5

На протяжении двух дней пути местность выглядела так, будто по ней прошлись огнем и мечом. Царившее окрест запустение казалось невероятным и навевало тоску. Несколько хуторов, пройденных несколько суток назад, оказались полностью разрушенными и сожженными. Обитателей ни живых, ни мертвых я не нашел, но кровь видел повсюду. Временами взгляд натыкался на кости, разбросанные вдоль тропы. Утверждать, что они человеческие, не берусь, но вот то, что их оставили не звери — факт. Погода, на которую с утра было грех жаловаться, во второй половине дня испортилась — от реки налетел резкий ветер, небо затянули багрово-черные тучи. Часом позже пошел дождь. В общем, обстановка не способствовала улучшению настроения. Уже под вечер, взобравшись на вершину очередного холма, я заметил домишко, обнесенный забором, или лучше сказать тем, что от него осталось.
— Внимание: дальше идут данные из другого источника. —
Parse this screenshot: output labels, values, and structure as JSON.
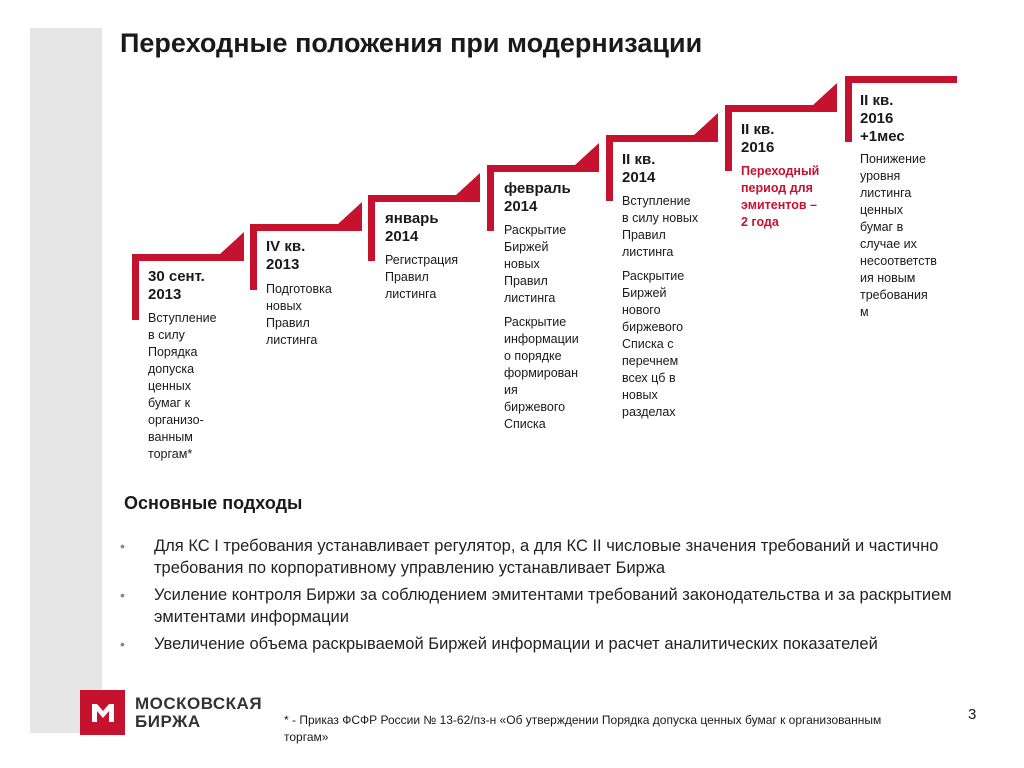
{
  "title": "Переходные положения при модернизации",
  "steps": [
    {
      "title": "30 сент.\n2013",
      "paragraphs": [
        {
          "text": "Вступление\nв силу\nПорядка\nдопуска\nценных\nбумаг к\nорганизо-\nванным\nторгам*",
          "highlight": false
        }
      ]
    },
    {
      "title": " IV кв.\n2013",
      "paragraphs": [
        {
          "text": "Подготовка\nновых\nПравил\nлистинга",
          "highlight": false
        }
      ]
    },
    {
      "title": "январь\n2014",
      "paragraphs": [
        {
          "text": "Регистрация\nПравил\nлистинга",
          "highlight": false
        }
      ]
    },
    {
      "title": "февраль\n2014",
      "paragraphs": [
        {
          "text": "Раскрытие\nБиржей\nновых\nПравил\nлистинга",
          "highlight": false
        },
        {
          "text": "Раскрытие\nинформации\nо порядке\nформирован\nия\nбиржевого\nСписка",
          "highlight": false
        }
      ]
    },
    {
      "title": "II кв.\n2014",
      "paragraphs": [
        {
          "text": "Вступление\nв силу новых\nПравил\nлистинга",
          "highlight": false
        },
        {
          "text": "Раскрытие\nБиржей\nнового\nбиржевого\nСписка с\nперечнем\nвсех цб в\nновых\nразделах",
          "highlight": false
        }
      ]
    },
    {
      "title": "II кв.\n2016",
      "paragraphs": [
        {
          "text": "Переходный\nпериод для\nэмитентов –\n2 года",
          "highlight": true
        }
      ]
    },
    {
      "title": "II кв.\n2016\n+1мес",
      "paragraphs": [
        {
          "text": "Понижение\nуровня\nлистинга\nценных\nбумаг в\nслучае их\nнесоответств\nия новым\nтребования\nм",
          "highlight": false
        }
      ]
    }
  ],
  "approaches": {
    "title": "Основные подходы",
    "items": [
      "Для КС I требования устанавливает регулятор, а для КС II числовые значения требований и частично требования по корпоративному управлению устанавливает Биржа",
      "Усиление контроля Биржи за соблюдением эмитентами требований законодательства и за раскрытием эмитентами информации",
      "Увеличение объема раскрываемой Биржей информации и расчет аналитических показателей"
    ]
  },
  "logo": {
    "text": "МОСКОВСКАЯ\nБИРЖА",
    "icon": "moscow-exchange-logo-icon"
  },
  "footnote": "* -  Приказ ФСФР России № 13-62/пз-н «Об утверждении Порядка допуска ценных бумаг к организованным торгам»",
  "page_number": "3",
  "colors": {
    "accent": "#c4122f",
    "band": "#e6e6e6",
    "text": "#1a1a1a"
  }
}
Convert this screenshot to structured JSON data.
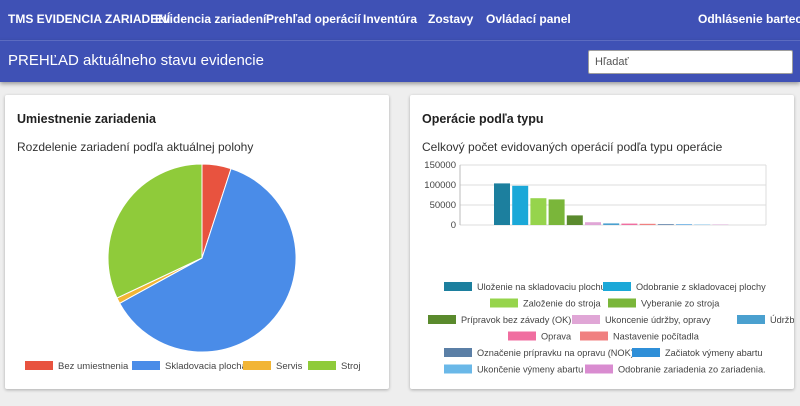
{
  "nav": {
    "brand": "TMS EVIDENCIA ZARIADENÍ",
    "items": [
      {
        "label": "Evidencia zariadení"
      },
      {
        "label": "Prehľad operácií"
      },
      {
        "label": "Inventúra"
      },
      {
        "label": "Zostavy"
      },
      {
        "label": "Ovládací panel"
      }
    ],
    "logout": "Odhlásenie bartech"
  },
  "header": {
    "title": "PREHĽAD aktuálneho stavu evidencie",
    "search_placeholder": "Hľadať"
  },
  "cards": [
    {
      "title": "Umiestnenie zariadenia",
      "subtitle": "Rozdelenie zariadení podľa aktuálnej polohy"
    },
    {
      "title": "Operácie podľa typu",
      "subtitle": "Celkový počet evidovaných operácií podľa typu operácie"
    }
  ],
  "chart_data": [
    {
      "type": "pie",
      "slices": [
        {
          "label": "Bez umiestnenia",
          "value": 5,
          "color": "#e8533f"
        },
        {
          "label": "Skladovacia plocha",
          "value": 62,
          "color": "#4a8ce8"
        },
        {
          "label": "Servis",
          "value": 1,
          "color": "#f2b535"
        },
        {
          "label": "Stroj",
          "value": 32,
          "color": "#8fcb3a"
        }
      ],
      "legend_position": "bottom"
    },
    {
      "type": "bar",
      "ylim": [
        0,
        150000
      ],
      "yticks": [
        "0",
        "50000",
        "100000",
        "150000"
      ],
      "grid": true,
      "legend_position": "bottom",
      "series": [
        {
          "name": "Uloženie na skladovaciu plochu",
          "value": 104000,
          "color": "#1c7f9e"
        },
        {
          "name": "Odobranie z skladovacej plochy",
          "value": 98000,
          "color": "#1ba8d8"
        },
        {
          "name": "Založenie do stroja",
          "value": 67000,
          "color": "#96d44c"
        },
        {
          "name": "Vyberanie zo stroja",
          "value": 64000,
          "color": "#7ab63a"
        },
        {
          "name": "Prípravok bez závady (OK).",
          "value": 24000,
          "color": "#5a8a2d"
        },
        {
          "name": "Ukoncenie údržby, opravy",
          "value": 7000,
          "color": "#e0a6d6"
        },
        {
          "name": "Údržba",
          "value": 4000,
          "color": "#4aa0cf"
        },
        {
          "name": "Oprava",
          "value": 3500,
          "color": "#f06ea0"
        },
        {
          "name": "Nastavenie počítadla",
          "value": 3000,
          "color": "#f08080"
        },
        {
          "name": "Označenie prípravku na opravu (NOK)",
          "value": 2000,
          "color": "#5b7fa6"
        },
        {
          "name": "Začiatok výmeny abartu",
          "value": 1500,
          "color": "#2f8fd8"
        },
        {
          "name": "Ukončenie výmeny abartu",
          "value": 1000,
          "color": "#6ab8e8"
        },
        {
          "name": "Odobranie zariadenia zo zariadenia.",
          "value": 800,
          "color": "#d98cd0"
        }
      ]
    }
  ]
}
По двору бродила живность, из трубы в небо поднимался дым, но хозяев не видно. Постояв еще несколько минут, я не спеша направился к дому. Моя нарочитая неторопливость давала время обитателям хорошенько рассмотреть, что у меня нет оружия. Мне оно и не нужно было с тех пор, как я ушел от моих спутников, я многое про себя узнал и многому научился — теперь я сам оружие. За оградой встрепенулись овцы и, сбившись в кучу, огласили окрестности тревожным блеянием. Глупые, глупые, а почуяли, что я один опасней стаи волков. Дверь чуть приоткрылась. Я уже знал, что в доме двое взрослых, трое детей и мелкий домашний зверек. На таком расстоянии я, пожалуй, смог бы определить даже сколько там мужчин, а сколько женщин. Осмотр окрестностей, видимо, немного успокоил наблюдателя. Щель расширилась, показался коренастый лохматый мужик с вилами в руках.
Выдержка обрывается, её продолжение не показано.